In hindsight, Mailer looked in the late fifties to have become a radar detector for the onset of … the postmodern cultural condition generally—in his declared topics, his appetite to engulf every dissident impulse and the whole atmosphere of paranoia and revelation that saturated the sixties, though he delivered barely any fiction to reflect it, in his predictions in essays like “Superman Comes to the Supermarket”; in his self-annihilating advocacy of Burroughs’s
Naked Lunch;
in his desperate, dashed-off forays in
Why Are We in Vietnam?
and
An American Dream
, and so on. The reason Mailer couldn’t arrive at a satisfactory postmodern style (even as he saw his one firm achievement in
The Naked and the Dead
mummified by ironic treatments of his war by Heller, Vonnegut, and Pynchon) was because postmodernism as an art practice extended from modernism,
to which Mailer had never authentically responded in the first place. This might have been Mailer’s dirty secret: He was still back with James T. Farrell’s
Studs Lonigan
in the soul of his aesthetics, even as the rest of his intelligence raced madly downfield, sometimes sprinting decades past his contemporaries.…

So defend indefensible Mailer. [His best books are:]
Advertisements for Myself, The Armies of the Night
, the two campaign books, and, er, parts of
The Fight
, parts of
Of a Fire on the Moon
, parts of
Cannibals and Christians
 … parts of etc. Parts, always parts. The novelist Darin Strauss, confessing his Mailer-thing to me when I confessed mine, said, “Other writers are inconsistent book to book, but Mailer’s inconsistent within books, sometimes even within paragraphs.…” I wonder: Does anyone credit Mailer this postmodern way, as a purveyor of fragments, a centrifuge of sentences? Mailer’s false accents—Texas, Patrician, boxer-tough—are like Orson Welles’s false noses.

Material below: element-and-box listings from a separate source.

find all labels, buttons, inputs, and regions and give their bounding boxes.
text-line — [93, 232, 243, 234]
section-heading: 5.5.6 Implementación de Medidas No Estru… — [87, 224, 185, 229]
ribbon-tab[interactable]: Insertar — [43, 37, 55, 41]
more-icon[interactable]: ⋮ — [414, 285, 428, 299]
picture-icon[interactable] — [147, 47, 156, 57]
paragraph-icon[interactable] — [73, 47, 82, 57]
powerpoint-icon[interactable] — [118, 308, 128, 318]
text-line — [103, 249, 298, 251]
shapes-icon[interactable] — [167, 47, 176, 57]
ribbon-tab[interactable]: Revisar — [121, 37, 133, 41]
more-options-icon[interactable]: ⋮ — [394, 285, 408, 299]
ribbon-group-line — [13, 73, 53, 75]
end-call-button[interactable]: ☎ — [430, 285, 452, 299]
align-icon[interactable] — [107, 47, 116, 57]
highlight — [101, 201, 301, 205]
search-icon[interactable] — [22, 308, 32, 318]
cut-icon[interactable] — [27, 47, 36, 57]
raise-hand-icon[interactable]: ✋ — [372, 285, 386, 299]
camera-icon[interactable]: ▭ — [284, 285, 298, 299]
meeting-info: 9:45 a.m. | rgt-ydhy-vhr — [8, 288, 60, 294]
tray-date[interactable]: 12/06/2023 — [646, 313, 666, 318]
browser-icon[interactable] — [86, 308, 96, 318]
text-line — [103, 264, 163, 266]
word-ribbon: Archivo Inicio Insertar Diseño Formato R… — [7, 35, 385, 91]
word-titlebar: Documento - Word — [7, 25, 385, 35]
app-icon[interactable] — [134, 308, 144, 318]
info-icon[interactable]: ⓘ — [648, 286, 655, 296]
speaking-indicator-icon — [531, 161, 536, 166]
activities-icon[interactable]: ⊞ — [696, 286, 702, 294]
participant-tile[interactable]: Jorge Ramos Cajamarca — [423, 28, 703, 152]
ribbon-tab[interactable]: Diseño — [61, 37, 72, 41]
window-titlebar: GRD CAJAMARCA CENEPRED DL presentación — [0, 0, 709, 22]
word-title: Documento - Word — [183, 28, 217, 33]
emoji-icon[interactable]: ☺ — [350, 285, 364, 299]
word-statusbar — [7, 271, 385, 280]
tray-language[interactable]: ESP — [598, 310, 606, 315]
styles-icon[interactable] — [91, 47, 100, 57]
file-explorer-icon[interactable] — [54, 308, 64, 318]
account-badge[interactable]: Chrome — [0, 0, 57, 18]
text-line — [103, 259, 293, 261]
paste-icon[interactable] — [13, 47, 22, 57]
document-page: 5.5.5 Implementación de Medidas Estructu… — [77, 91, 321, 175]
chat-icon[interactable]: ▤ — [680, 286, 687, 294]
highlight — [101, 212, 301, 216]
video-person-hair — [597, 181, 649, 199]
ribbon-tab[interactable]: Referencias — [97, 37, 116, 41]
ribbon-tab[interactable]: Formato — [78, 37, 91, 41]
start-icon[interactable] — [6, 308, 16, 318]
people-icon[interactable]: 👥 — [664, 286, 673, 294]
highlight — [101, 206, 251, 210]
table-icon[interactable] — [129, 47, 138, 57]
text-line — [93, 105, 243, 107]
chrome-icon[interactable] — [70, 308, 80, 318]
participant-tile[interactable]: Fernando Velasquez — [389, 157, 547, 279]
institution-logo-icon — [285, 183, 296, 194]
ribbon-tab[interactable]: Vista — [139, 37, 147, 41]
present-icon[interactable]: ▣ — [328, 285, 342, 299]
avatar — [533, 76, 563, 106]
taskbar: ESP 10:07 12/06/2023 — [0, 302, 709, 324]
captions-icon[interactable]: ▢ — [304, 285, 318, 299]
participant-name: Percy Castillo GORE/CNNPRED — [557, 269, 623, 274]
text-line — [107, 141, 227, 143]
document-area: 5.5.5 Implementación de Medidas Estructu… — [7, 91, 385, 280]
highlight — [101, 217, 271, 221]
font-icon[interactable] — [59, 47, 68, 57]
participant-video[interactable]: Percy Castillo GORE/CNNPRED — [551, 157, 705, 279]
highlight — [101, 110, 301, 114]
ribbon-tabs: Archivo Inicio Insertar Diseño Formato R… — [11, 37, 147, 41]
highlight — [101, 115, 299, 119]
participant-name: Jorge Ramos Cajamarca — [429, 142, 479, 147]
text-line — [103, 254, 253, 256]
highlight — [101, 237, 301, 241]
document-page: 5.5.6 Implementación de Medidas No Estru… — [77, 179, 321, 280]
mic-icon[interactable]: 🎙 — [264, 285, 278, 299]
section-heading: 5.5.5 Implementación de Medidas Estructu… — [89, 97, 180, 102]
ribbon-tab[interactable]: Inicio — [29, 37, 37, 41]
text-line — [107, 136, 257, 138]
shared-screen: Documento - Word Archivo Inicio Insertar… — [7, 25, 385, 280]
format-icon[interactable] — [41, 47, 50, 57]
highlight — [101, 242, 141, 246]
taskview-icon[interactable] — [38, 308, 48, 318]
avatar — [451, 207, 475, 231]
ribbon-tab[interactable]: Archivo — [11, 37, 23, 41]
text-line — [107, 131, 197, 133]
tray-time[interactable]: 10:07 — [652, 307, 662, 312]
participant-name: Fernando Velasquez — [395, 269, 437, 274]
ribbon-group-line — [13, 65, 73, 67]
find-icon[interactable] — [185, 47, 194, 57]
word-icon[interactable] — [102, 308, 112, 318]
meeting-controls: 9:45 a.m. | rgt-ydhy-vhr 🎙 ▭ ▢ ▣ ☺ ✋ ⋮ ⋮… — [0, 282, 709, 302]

Reading that now, it seems to me that despite how I’d assumed a (rather Maileresque) posture as the lone voice in the wilderness, I really fell in with the rough consensus: that Mailer, self-appointed great novelist with no definitively great novels to his credit, found his greatness instead in his nonfiction voice—in the volcanic river of his “New Journalism,” from the
Village Voice
columns through to when, in the eighties, he (largely) recommitted himself to novels. A consensus that Mailer’s great subject was himself, not in the usual personal-essayist’s sense of “a private man revealed,” but as a public entity, an existential shadow-boxer and buffoonish slumming-patrician refusenik, moving through American history as a kind of disastrous recording angel, a lightning rod for exemplary controversies, a cautionary tale he alone couldn’t learn from. In the words of Harold Bloom, “he is his own supreme fiction.… the author of ‘Norman Mailer,’ a lengthy, discontinuous, and perhaps canonical fiction.”